For all of the frequentist methods for estimating prevalence from pooled samples, p is an upwardly biased estimator of the true prevalence. The magnitude of the bias is decreased with lower prevalence (p), increased numbers of pools (m), smaller pool size (k) and increased total sample size (n). Bias also increases as the probability that all pools will test positive increases.

In general, bias is negligible for m > 30. However, even for quite small values for m and k the bias may also be quite small, particularly if p is low.

The estimated prevalence (p) is also sensitive to (and may be biased by) errors in the assumptions of perfect test sensitivity or specificity. p is particularly sensitive to errors in sensitivity as p increases and if k is too large. Clustering or overdispersion of positive individuals in the sampled population can also result in substantial bias in prevalence estimates.

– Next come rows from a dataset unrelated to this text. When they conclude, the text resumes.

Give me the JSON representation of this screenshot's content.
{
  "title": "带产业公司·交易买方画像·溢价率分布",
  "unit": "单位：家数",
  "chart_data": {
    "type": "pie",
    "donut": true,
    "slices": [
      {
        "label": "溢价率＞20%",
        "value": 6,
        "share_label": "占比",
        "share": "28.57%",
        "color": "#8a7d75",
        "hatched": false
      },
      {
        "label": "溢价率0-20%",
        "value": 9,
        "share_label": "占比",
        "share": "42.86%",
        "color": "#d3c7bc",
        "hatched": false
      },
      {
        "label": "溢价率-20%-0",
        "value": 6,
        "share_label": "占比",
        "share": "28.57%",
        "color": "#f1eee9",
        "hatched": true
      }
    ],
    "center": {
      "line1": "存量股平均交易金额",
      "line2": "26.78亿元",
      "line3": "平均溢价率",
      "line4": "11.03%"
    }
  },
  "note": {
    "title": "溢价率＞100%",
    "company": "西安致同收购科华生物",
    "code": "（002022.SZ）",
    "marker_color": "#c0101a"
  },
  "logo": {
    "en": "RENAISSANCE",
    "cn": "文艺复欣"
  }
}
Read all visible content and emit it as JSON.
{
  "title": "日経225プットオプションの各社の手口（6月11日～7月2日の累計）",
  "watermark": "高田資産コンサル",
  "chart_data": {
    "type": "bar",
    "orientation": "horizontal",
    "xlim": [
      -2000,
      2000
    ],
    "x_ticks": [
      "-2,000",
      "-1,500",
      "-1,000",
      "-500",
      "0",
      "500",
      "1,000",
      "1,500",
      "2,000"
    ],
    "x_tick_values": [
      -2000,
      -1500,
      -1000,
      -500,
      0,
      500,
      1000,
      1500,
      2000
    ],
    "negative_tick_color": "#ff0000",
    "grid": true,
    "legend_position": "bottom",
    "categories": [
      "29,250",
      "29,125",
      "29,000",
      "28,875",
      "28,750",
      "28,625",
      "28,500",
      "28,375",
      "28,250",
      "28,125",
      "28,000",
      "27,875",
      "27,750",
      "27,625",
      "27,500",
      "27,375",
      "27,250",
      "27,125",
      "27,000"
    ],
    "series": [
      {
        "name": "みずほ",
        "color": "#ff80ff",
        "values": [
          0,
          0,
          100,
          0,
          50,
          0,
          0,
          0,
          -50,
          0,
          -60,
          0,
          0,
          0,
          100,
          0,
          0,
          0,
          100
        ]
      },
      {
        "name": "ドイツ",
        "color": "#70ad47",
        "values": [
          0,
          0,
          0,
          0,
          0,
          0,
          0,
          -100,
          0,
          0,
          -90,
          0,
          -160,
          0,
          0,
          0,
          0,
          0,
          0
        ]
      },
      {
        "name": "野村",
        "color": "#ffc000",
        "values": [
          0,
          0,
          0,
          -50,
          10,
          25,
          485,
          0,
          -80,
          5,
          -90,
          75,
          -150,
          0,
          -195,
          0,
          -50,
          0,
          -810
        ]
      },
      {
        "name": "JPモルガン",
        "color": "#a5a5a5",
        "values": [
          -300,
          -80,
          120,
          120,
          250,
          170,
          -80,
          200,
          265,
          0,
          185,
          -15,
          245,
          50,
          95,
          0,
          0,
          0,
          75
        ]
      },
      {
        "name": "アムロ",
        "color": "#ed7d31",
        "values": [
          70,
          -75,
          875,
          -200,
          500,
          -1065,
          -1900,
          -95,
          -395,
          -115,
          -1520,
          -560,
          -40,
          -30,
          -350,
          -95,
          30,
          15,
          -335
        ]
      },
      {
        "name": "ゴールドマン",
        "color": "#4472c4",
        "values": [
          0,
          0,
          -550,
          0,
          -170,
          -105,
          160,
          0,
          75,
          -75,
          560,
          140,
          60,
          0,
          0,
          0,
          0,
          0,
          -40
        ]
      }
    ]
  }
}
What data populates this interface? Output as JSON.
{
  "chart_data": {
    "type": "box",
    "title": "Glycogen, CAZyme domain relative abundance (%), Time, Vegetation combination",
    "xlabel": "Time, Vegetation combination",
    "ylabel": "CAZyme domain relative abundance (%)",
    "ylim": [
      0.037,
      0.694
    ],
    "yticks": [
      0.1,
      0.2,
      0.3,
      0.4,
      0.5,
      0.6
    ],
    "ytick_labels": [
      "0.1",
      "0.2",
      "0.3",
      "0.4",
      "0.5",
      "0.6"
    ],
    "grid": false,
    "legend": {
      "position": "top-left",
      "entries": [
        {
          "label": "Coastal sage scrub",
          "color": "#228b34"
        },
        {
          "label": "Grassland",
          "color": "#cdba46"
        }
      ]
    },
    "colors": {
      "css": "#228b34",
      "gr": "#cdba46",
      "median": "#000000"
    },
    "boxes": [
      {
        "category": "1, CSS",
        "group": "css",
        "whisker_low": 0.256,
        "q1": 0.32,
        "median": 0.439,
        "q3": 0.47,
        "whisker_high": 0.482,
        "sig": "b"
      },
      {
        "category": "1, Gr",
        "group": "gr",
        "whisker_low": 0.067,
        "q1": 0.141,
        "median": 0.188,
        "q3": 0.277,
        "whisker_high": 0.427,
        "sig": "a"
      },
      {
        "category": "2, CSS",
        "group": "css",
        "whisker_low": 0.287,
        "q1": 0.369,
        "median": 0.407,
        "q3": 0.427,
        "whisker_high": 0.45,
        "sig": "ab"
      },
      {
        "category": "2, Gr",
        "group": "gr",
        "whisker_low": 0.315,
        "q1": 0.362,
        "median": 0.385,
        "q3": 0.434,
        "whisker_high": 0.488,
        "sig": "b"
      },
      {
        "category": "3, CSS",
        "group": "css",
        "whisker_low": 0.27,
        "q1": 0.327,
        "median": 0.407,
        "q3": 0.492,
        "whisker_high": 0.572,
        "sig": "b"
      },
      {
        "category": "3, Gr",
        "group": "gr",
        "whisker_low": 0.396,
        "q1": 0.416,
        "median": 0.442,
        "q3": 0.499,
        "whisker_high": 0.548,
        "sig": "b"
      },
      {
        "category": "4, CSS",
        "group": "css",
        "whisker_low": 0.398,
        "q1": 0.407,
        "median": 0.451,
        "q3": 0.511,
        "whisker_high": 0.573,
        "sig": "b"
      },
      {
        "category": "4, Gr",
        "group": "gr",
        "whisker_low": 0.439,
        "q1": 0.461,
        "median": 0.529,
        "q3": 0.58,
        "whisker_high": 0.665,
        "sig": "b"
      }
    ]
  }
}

The actual bias in any estimate depends on the true prevalence, pool size and the number of pools and can be estimated for any particular pooling strategy using simulation methods. Simulation utilities are provided for both fixed and variable pool-size strategies to assist in evaluating the potential bias in proposed pooling strategies.

Bias can be minimised by ensuring an adequate total sample size, by testing a larger number of pools of smaller size, rather than vice versa or by testing several individual samples in addition to the pooled samples (using the variable pool size method).